By Bill Leonard
In the days ahead, we revisit graphic images that no doubt haunt survivors and families of the dead continually: A commercial airliner crashes into the World Trade Center in what seemed at first a horrible accident. A second plane strikes the other tower, confirmation that this was no unintended event. A third plane hits the Pentagon and another falls on a Pennsylvania farm, its calculated devastation thwarted by heroic passengers. The unimaginable collapse of the two towers ended almost 3,000 lives and ignited a national ordeal that remains at once painful and implausible in our collective memory.
Reflecting on those events and the victims, I am struck by the ways 9/11 impacted one small segment of the American landscape at Wake Forest University, evident in the sustaining power of ritual and the wisdom of a resident poet.
Sept. 11, 2001, came on a Tuesday, the day the school of divinity conducts its weekly 11:00 chapel service. On 9/11, the chapel speaker was Linda Weaver Williams, Virginia Commonwealth professor and Baptist preacher, who arrived to “breaking news” of the Twin Towers.
Dispensing with prescribed plans, Weaver Williams enlisted the help of her longtime friend Nancy Hastings Sehested, another Baptist preacher, and the two led a stunned community in prayers, hymns and scriptures with fear and trembling, grace and dignity, offering the enduring words of texts from other troubled times.
About 10 minutes into the service, something amazing happened. Undergraduates galore came streaming through the doors, packing pews, leaning against the walls and sitting cross-legged on the floor of the sparse Davis Chapel. Staggered by the news, they grasped for sacred space to help them comprehend the moment. Even then the towers were still standing; the worst was yet to come.
As worship ended, and without official permission, we invited students to an afternoon communion service to be held in Wait Chapel, the largest gathering place on campus. An interfaith service was quickly scheduled for Wait Chapel in the evening. At communion, the preacher was Jill Crainshaw, divinity school professor and Presbyterian minister.
While I remember few of her words, I cannot forget the visual power of her ritual actions. Standing at the communion table, she took large sheets of matzo bread, crushing them in her hands, and repeating the word “broken” as the fragments flew across altar and floor. It is an image etched forever on my memory. At the distribution of the elements, professors joined campus clergy to serve the approximately 800 people — mostly students — in attendance.
Doctrinal differences faded ever so briefly as Catholics and Protestants, Pentecostals and Anglicans crowded to the chancel to dip bread into wine in that ageless ritual. Ancient words of life and death — “The body and blood of Christ keep you unto everlasting life” — offered a sign of hope in an overwhelmingly hopeless moment. The evening’s interfaith service provided similar sustenance with prayers and readings from multiple faith traditions represented in faculty, staff, student body and world.

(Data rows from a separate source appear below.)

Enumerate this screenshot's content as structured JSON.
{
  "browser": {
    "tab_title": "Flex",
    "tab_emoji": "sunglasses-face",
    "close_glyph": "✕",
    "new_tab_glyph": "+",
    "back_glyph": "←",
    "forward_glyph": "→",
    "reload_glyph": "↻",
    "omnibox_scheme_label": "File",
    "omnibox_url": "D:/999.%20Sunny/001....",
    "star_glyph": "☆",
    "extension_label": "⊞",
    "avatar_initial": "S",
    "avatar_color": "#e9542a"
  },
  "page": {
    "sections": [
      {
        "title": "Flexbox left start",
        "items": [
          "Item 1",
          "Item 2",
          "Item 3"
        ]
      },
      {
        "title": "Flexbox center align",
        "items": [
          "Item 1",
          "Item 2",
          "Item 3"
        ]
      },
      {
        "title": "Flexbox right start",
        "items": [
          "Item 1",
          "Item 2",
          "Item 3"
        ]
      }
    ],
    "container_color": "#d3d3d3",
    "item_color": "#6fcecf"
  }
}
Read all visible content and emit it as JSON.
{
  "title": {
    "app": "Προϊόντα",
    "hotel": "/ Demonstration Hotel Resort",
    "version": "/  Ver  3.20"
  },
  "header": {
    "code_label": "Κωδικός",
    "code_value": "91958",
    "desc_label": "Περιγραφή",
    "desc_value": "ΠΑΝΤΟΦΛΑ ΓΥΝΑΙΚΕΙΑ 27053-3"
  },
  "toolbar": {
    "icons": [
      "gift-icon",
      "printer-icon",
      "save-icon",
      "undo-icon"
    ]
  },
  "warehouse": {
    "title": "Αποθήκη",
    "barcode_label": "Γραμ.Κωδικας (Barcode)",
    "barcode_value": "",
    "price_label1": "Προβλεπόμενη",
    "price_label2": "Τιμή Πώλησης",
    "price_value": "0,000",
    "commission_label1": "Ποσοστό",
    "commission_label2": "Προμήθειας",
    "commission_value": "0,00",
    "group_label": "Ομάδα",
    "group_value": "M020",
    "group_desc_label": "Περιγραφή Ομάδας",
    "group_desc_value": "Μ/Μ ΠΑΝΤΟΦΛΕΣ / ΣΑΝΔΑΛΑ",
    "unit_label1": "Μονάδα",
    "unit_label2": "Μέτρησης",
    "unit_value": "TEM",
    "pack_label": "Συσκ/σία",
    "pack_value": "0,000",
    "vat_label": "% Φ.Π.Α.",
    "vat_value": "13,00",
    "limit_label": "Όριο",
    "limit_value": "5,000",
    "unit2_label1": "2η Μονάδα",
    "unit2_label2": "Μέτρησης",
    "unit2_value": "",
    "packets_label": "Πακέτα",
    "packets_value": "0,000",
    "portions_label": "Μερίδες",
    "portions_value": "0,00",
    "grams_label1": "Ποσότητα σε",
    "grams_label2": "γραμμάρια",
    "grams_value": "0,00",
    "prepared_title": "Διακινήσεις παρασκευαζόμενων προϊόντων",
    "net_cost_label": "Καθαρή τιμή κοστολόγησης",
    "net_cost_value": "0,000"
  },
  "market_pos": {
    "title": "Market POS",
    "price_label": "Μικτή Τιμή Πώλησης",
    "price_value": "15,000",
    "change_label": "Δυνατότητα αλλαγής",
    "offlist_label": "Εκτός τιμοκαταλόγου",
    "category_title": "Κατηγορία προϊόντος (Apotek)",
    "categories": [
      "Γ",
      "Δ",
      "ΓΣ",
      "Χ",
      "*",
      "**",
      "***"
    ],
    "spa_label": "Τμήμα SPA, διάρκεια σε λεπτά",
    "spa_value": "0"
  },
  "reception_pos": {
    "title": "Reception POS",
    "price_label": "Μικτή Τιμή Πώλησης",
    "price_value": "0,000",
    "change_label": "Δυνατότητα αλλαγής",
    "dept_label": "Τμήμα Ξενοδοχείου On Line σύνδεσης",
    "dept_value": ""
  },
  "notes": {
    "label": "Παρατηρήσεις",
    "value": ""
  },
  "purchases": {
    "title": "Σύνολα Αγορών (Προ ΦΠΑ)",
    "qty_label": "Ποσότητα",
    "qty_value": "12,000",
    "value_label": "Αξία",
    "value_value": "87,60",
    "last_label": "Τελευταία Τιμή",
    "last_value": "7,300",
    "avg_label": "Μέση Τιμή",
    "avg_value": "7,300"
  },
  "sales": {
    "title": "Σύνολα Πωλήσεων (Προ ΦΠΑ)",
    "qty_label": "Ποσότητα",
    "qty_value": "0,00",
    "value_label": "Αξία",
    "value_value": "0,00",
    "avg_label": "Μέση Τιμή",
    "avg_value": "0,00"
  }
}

Others kept singular vigils. Throughout that horrific day, Phyllis Trible, New Yorker, Hebrew Bible scholar, and author of the classic work, Texts of Terror, spent hours in my office watching television reports from the city that is her home. On her lap was a Bible opened to the book of Jeremiah and this terrible text:
“Summon the wailing women to come, send for the women skilled in keening to come quickly and raise a lament for us, that our eyes may stream with tears and our eyelids be wet with weeping….Teach your daughters the lament; teach your neighbors this dirge: ‘Death has climbed in through our windows and entered our palaces, cutting off the children in the street and the young men in the thoroughfare'” (Jeremiah 9:17-21).
The words seemed too contemporary. Had nothing changed in 3,000 years? Ten years later, I remain grateful that on 9/11/2001 Wake Forest University had some women — Weaver Williams, Hastings Sehested, Crainshaw, Trible — “skilled in keening” who “raised a lament” that helped us confront the darkness.
On the Tuesday after 9/11, Wake Forest poet/professor Maya Angelou addressed the divinity school community. She was in New York that fateful day, she told us, and she made a pot of soup to serve the small army of friends who sought sanctuary in her apartment, clinging to one another as the world around them literally collapsed.
She spoke of terrorism’s long history in the Holocaust, the Middle Passage and the massacres of innocents in assorted wars, citing novelist and friend James Baldwin who searched for hope amid the abiding reality of human evil.
With characteristic insight, Angelou concluded by asserting that the terrible events of 9/11 require “unanticipated courage” of human beings, a courage that lurks deep within us, often unleashed in times of unforeseen tragedy.
I hope she was right. A decade later, perhaps memory and ritual will renew such unanticipated courage in us all. Before the next attack.